Energy 101: Feedstocks for Biofuels and More (Text Version)
Below is the text version for the Energy 101: Feedstocks for Biofuels and More video.
The words "Energy 101: Feedstocks for Biofuels and More" appear onscreen, followed by video of oil wells and oil tankers. Shots of various modes of transportation, including cars and planes.
Nearly a billion dollars a day. That's how much we spend on oil imports in the U.S. — oil that powers our nation's transportation systems and industries.
Shots of crops being harvested and processed. The words "Biofuels — Made from biomass" appear onscreen along with several vials of different biomass feedstocks, including corn fibers, peanut shells, and switchgrass.
But here's something to think about: a strong biofuels industry could meet much of our demand. Biofuels are made from organic materials, or "biomass," grown in our own fields and forests. A booming biofuels industry would also keep a lot of the money we spend on imported oil in the country. Plus, it would reduce our dependence on foreign oil and create jobs in rural America.
Shots of fuel pumps and samples of biobased products. The words "Biofuels can replace or supplement products made from crude oil" appear onscreen, followed by an image of a gas pump.
In fact, we can use homegrown biomass to replace or supplement almost every product that comes from a typical barrel of crude oil. These are things like: gasoline, diesel, jet fuel, and other consumer products, like plastics.
Shots of oil tankers and barrels followed by a forest.
Much of our imported oil could be replaced with sustainable, renewable biofuels and bioproducts made in the U.S.A.
Image of a report titled "U.S. Billion-Ton Update." The words "U.S. potential by 2030 ≈ 85 billion gallons per year; About 1/3 U/S/ oil used" appear onscreen.
Check this out. This is the Billion-Ton Update study by the U.S. Department of Energy.

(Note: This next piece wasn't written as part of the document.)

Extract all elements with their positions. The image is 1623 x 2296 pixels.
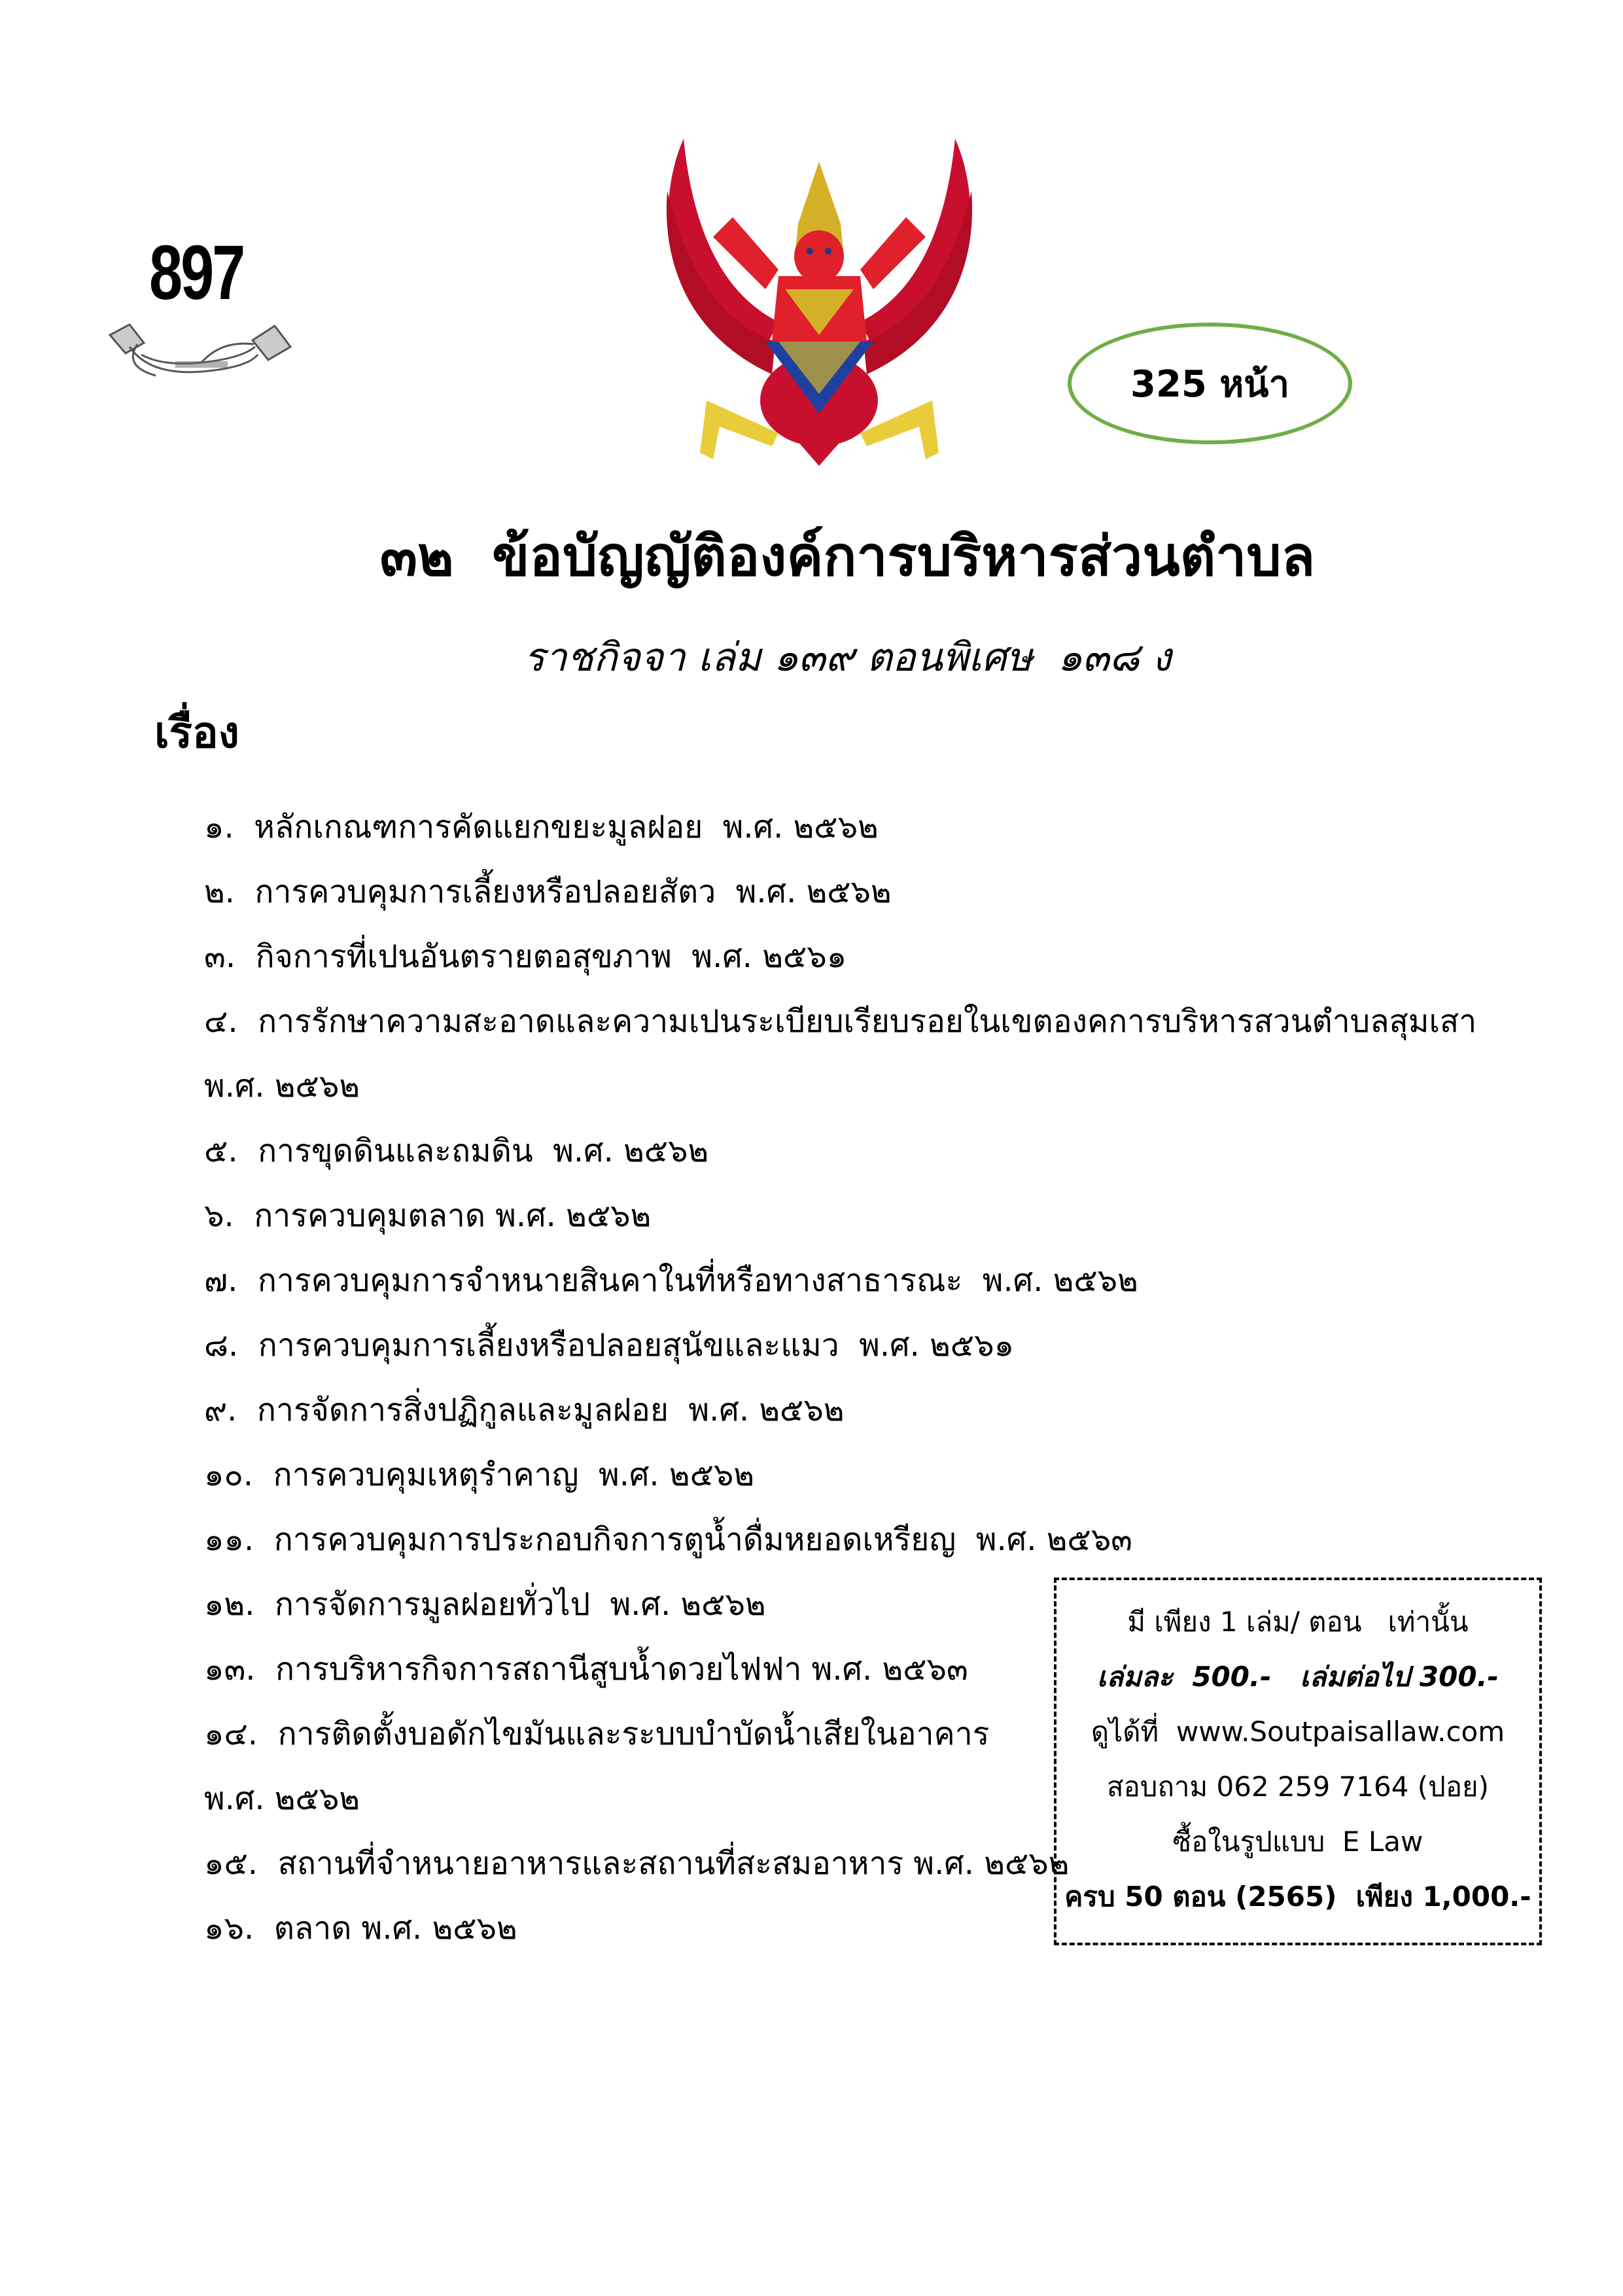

This study found that potential biomass resources could produce about 85 billion gallons of biofuels a year. That's about a third of the oil we use.
Shots of biomass harvester in action. The words "Energy crops — Non-food plants" appear onscreen.
OK. So what kinds of plant materials — or feedstocks — can be converted to fuels, and where will they come from? America is already using biomass that comes from agriculture and forest operations across the country. These are "non-food" plants grown specifically for energy. American farms all across the U.S. can produce a wide variety of energy crops. These are plants that are grown because of their high energy content — crops like switchgrass, or fast-growing hybrid poplar trees.
Shots of farmland. The words "Energy crops can be grown on marginal agricultural land" appear onscreen.
And energy crops can also be grown on marginal, degraded, or underused agricultural land, helping farms expand and become more productive.
Shots of biomass being harvested on a farm. The words "Agricultural waste used for biofuels" appear onscreen.
Agricultural waste can even be converted into biofuels.
Shots of corn stover and wheat straw harvesting.
Look at this. Farmers can gather and sell corn stalks and wheat straw to be converted to biofuels, making their lands even more profitable. This is non-edible plant material left over from crop harvests that's been collected from farmland instead of going to waste.
So how do you take plants and make them into fuels and other products?
Shots of raw materials and biomass processing machinery.
No matter what kind of plant you start with, the first steps are to break them down. The U.S. Department of Energy, partnering with private industry, is making these steps a lot more efficient and affordable. Together, they're developing new machinery and processes specific to the various biomass crops.
Shots of biomass harvester and other equipment in action.
This equipment is harvesting — bailing, grinding, and condensing — these raw plants into energy-ready materials. Materials like these energy-dense pellets, ready for the biorefinery.
Shots of biorefineries.
From there, energy-ready biomass feedstocks are transported to one of many biorefineries sprouting up in communities across the country. Here, they can be further broken down, converted into biofuels, and made ready for use.
A worker holds up a container of biofuel. Montage of biomass harvesting and refinery.
Homegrown biomass feedstocks: creating jobs in rural America; generating clean, renewable fuels; and reducing our dependence on foreign oil.